Dans Lignine de Fanny Desarzens, le personnage, auquel le narrateur s'adresse à la deuxième personne du singulier, excelle à travailler le bois. C'est un manuel qui s'ennuyait à l'école. Un jour il assiste à la chute d'un mélèze tronçonné par des bûcherons: Un liquide a coulé: la sève a suinté de l'énorme plaie. Après ce traumatisme, perturbé, il choisit de ne plus exercer son métier.
Dans Le(s) choix du couple de Tristan Schenker, le narrateur et sa compagne, Lise, ont l'habitude de tout décider ensemble. Or, pour la première fois, dans l'existence de leur jeune couple, Lise a fait un choix sans le consulter, du moins est-ce ce qu'il croit et qui le chagrine, jusqu'au moment où il se rend compte qu'elle dit vrai quand elle prétend avoir tenté de le faire avec lui...

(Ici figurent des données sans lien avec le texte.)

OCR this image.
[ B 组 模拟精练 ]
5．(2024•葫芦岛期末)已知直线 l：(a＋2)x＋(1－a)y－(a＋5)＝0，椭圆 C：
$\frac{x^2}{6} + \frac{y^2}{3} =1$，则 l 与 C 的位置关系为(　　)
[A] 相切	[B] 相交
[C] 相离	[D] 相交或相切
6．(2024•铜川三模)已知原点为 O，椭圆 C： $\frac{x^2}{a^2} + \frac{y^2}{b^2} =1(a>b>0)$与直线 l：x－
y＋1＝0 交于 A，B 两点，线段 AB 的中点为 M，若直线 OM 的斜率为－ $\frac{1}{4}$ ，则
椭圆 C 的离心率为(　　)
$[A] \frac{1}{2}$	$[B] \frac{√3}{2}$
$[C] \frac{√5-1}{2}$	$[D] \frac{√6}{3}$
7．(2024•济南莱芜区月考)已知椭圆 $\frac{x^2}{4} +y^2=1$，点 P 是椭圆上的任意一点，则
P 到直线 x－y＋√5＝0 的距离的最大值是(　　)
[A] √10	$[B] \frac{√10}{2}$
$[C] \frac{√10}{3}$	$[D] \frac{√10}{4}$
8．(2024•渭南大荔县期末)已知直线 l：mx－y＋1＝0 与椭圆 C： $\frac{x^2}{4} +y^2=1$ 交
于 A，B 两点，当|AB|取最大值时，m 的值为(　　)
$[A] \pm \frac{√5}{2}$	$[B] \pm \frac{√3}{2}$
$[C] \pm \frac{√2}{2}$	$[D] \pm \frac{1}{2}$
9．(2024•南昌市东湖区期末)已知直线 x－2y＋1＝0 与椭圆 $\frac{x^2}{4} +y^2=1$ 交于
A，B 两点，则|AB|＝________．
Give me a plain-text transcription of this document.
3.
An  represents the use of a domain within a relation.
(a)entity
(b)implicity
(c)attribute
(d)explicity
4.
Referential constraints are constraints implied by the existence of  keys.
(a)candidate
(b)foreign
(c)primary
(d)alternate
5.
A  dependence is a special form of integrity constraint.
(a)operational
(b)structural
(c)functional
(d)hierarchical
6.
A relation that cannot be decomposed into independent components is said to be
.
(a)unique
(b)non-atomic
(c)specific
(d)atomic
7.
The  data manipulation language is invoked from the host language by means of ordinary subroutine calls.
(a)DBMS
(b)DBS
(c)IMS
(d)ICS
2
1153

Dans La meilleure solution d'Antoine Vuille, le personnage hésite indéfiniment entre accepter de partir aux États-Unis pour intégrer une prestigieuse école américaine d'art et de design et rester à Lausanne et s'inscrire à l'ECAL (École cantonale d'art de Lausanne). La solution qu'il choisit n'est pas, à proprement parler, courageuse, elle serait plutôt douloureuse...
Dans Cinq petites lettres de Sonia Russo, Meredith a deux semaines de retard. Pour se rassurer elle fait un test. Il s'avère positif. Elle n'ose pas en parler tout de suite à Antoine. Quand elle le lui apprend, ils passent par tous les états d'âme avant de faire un choix - il lui était revenu à elle, même si elle n'avait pas occulté le sien -, mais cinq petites lettres feront la différence...
Dans D'abord ce sont les bêtes de Lisa Martin Perotti, Liya et son ami Zenebe font face à la sécheresse. Ils ont le choix entre emmener leurs bêtes là où il aurait plu ou y aller préalablement pour se rendre compte par eux-mêmes avant de faire un voyage avec elles qui pourrait leur être mortel. Mais est-ce seulement les bêtes qui meurent si le voyage n'est plus possible?
Dans Sur la cuvette de Léna Furlan, la narratrice décrit tout le périple qu'elle accomplit pour rentrer chez elle. Le temps s'écoule, comme la pluie. Le lecteur se demande de quel choix il s'agit. Il ne l'apprend qu'au moment de la chute, alors que le compte à rebours est sur le point d'être terminé, et qu'en fait elle n'a plus le choix...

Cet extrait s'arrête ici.